Am beliebtesten sind wohl die Säfte. Sie können mit Dampfentsafter und dem richtigen Rezept noch wesentlich mehr Produkte herstellen, als nur gesunde Säfte. Aus verschiedenen Obstsorten und deren Säfte, wie Himbeeren oder Quitten, können Sie ebenfalls Gelees herstellen. Mit einem eigens hergestellten Sirup aus dem Dampfentsafter können Sie ihre Getränke aufpeppen. Die Säfte sind bei korrekter Herstellung über mehrere Jahre haltbar. Die Abfüllgefäße sollt luftdicht sein. Die ausgekochten Früchte müssen nicht im Müll landen. Aus diesen Resten können sie Müsliriegel oder ein sättigendes Porridge zaubern. Ausgekochte Karotten eignen sich beispielsweise ideal für einen Karottenkuchen.

Wie wird ein Dampfentsafter gereinigt?

Die meisten Dampfentsafter können Sie in die Spülmaschine stellen. Einige Modelle, vor allem inklusive Heizelement, müssen per Hand gespült werden. Die Reinigung unterscheidet sich nicht stark von der Reinigung normaler Töpfe und stellt somit keine große Herausforderung dar, jedoch ist eine gewisse Hygiene nötig: spezielle Hygienereiniger nutzen so wenig Hautkontakt, wie möglich mit mindestens 60 Grad Wassertemperatur spülen Sie sollten unbedingt auf Hygiene achten, damit keine Bakterien oder Keime in Ihr Saftprodukt gelangen und es lang haltbar ist. Dies gilt auch für die Gefäße, in die Sie Ihr Produkt abfüllen möchten, da sich sonst Krankheitserreger bilden können und die Säfte schnell schlecht werden.

Sind alle Dampfentsafter induktionsgeeignet?

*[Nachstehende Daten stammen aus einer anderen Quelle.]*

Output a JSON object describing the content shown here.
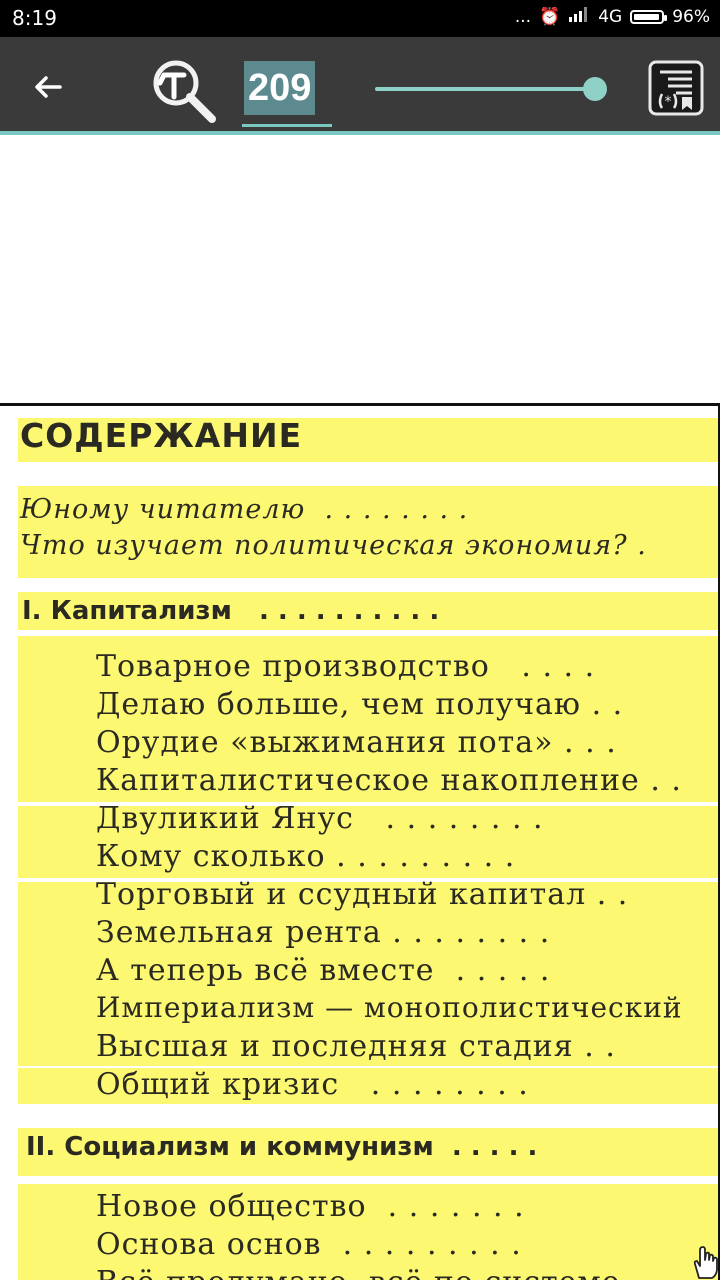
{
  "status_bar": {
    "time": "8:19",
    "dots": "...",
    "network": "4G",
    "battery": "96%",
    "battery_level": 0.96
  },
  "toolbar": {
    "back_icon": "arrow-left-icon",
    "zoom_icon": "magnifier-hammer-icon",
    "page_number": "209",
    "slider_position": 1.0,
    "bookmarks_icon": "bookmark-list-icon",
    "colors": {
      "bar": "#3a3a3a",
      "accent": "#7ac9c0",
      "highlight": "#fdf871"
    }
  },
  "document": {
    "heading": "СОДЕРЖАНИЕ",
    "intro": [
      {
        "text": "Юному читателю",
        "dots": ". . . . . . . ."
      },
      {
        "text": "Что изучает политическая экономия?",
        "dots": "."
      }
    ],
    "part1": {
      "title": "I. Капитализм",
      "dots": ". . . . . . . . . ."
    },
    "part1_items": [
      {
        "text": "Товарное производство",
        "dots": ". . . ."
      },
      {
        "text": "Делаю больше, чем получаю",
        "dots": ". ."
      },
      {
        "text": "Орудие «выжимания пота»",
        "dots": ". . ."
      },
      {
        "text": "Капиталистическое накопление",
        "dots": ". ."
      },
      {
        "text": "Двуликий Янус",
        "dots": ". . . . . . . ."
      },
      {
        "text": "Кому сколько",
        "dots": ". . . . . . . . ."
      },
      {
        "text": "Торговый и ссудный капитал",
        "dots": ". ."
      },
      {
        "text": "Земельная рента",
        "dots": ". . . . . . . ."
      },
      {
        "text": "А теперь всё вместе",
        "dots": ". . . . ."
      },
      {
        "text": "Империализм — монополистический",
        "dots": ""
      },
      {
        "text": "Высшая и последняя стадия",
        "dots": ". ."
      },
      {
        "text": "Общий кризис",
        "dots": ". . . . . . . ."
      }
    ],
    "part2": {
      "title": "II. Социализм и коммунизм",
      "dots": ". . . . ."
    },
    "part2_items": [
      {
        "text": "Новое общество",
        "dots": ". . . . . . ."
      },
      {
        "text": "Основа основ",
        "dots": ". . . . . . . . ."
      },
      {
        "text": "Всё продумано, всё по системе",
        "dots": ""
      }
    ]
  }
}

Viele Haushalte setzen mittlerweile auf die teilweise effizientere Herdart mit Induktion. Nicht alle Kochutensilien sind darauf ausgelegt und es ist leicht, den Überblick zu verlieren. Die meisten Dampfentsafter sind allerdings mittlerweile für Induktionsherde geeignet. Oft sind diese Modelle mit einem Zeichen versehen oder es wird in der Produktbeschreibung erwähnt. Es lohnt sich also ein genauerer Blick, denn ein ungeeigneter Entsafter wird auf einem Induktionsherd nicht erhitzt. Ein induktionsgeeigneter Entsafter ist auf herkömmlichen Herden aber problemlos anwendbar.